ECLI:NL:HR:2012:BY4670
Hoge Raad
- Cassatie
- C.A. Streefkerk
- M.A. Loth
- C.E. Drion
- J.C. van Oven
- Rechtspraak.nl
Cassatie tegen beschikking inzake voorlopige machtiging op basis van de Wet bijzondere opnemingen in psychiatrische ziekenhuizen
In deze zaak heeft de Hoge Raad op 30 november 2012 uitspraak gedaan in een cassatieprocedure betreffende een verzoek om voorlopige machtiging op basis van de Wet bijzondere opnemingen in psychiatrische ziekenhuizen (BOPZ).

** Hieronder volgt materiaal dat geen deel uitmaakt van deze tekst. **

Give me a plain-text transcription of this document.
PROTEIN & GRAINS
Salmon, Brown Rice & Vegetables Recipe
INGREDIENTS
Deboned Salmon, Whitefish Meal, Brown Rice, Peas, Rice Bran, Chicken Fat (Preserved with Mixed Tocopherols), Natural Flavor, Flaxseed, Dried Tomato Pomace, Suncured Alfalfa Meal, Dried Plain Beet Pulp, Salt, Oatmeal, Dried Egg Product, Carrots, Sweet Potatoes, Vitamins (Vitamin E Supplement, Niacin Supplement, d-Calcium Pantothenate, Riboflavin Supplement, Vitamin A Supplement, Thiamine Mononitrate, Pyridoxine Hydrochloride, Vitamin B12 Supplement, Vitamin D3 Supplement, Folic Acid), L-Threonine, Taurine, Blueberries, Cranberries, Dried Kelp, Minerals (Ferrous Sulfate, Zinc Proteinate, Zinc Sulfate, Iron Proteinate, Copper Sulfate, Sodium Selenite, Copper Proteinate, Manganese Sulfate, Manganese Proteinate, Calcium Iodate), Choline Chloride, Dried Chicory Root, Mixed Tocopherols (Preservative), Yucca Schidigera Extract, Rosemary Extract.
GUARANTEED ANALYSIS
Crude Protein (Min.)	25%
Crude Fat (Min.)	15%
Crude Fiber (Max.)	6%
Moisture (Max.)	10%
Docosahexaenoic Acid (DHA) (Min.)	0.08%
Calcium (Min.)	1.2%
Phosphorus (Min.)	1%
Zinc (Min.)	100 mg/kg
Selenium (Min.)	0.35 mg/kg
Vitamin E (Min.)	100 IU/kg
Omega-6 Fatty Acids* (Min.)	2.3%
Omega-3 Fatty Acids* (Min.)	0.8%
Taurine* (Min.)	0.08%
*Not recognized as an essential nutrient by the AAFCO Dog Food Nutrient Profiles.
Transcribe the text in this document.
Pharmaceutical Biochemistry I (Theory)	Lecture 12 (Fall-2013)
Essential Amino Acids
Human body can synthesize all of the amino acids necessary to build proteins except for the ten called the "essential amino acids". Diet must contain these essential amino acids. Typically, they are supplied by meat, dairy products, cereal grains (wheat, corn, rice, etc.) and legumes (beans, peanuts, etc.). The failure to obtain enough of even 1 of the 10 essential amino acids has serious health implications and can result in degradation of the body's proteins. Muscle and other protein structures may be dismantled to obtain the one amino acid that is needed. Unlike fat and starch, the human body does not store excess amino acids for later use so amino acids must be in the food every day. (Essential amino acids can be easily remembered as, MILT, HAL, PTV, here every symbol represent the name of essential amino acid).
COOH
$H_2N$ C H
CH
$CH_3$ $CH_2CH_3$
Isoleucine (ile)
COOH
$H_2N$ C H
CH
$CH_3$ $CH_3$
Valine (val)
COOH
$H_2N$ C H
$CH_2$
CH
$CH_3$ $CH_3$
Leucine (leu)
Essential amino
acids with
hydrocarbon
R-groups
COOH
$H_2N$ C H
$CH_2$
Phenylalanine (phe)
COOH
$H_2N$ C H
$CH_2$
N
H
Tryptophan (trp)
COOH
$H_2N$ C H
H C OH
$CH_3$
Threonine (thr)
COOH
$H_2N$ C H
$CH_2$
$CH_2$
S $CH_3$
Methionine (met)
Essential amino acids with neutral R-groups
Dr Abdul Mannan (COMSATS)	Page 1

De verzoekster, aangeduid als betrokkene, had beroep in cassatie ingesteld tegen de beschikking van de rechtbank Zutphen van 1 juni 2012. De rechtbank had eerder op 22 mei 2012 al een beschikking gegeven in deze zaak. De officier van justitie in het arrondissement Arnhem/Zutphen was verweerder in cassatie, maar heeft geen verweerschrift ingediend.
De Hoge Raad verwijst in zijn uitspraak naar de beschikkingen van de rechtbank en stelt vast dat de klachten die in het cassatiemiddel zijn aangevoerd, niet tot cassatie kunnen leiden. De Hoge Raad oordeelt dat, gezien artikel 81 lid 1 van de Wet op de rechterlijke organisatie (RO), er geen nadere motivering nodig is, omdat de klachten niet nopen tot beantwoording van rechtsvragen die van belang zijn voor de rechtseenheid of de rechtsontwikkeling.
De conclusie van de Advocaat-Generaal F.F. Langemeijer was dat het beroep moest worden verworpen. De Hoge Raad volgt deze conclusie en verwerpt het beroep, waarmee de beschikking van de rechtbank in stand blijft. De uitspraak is openbaar uitgesproken door raadsheer J.C. van Oven, waarbij de andere raadsheren C.A. Streefkerk, M.A. Loth en C.E. Drion betrokken waren.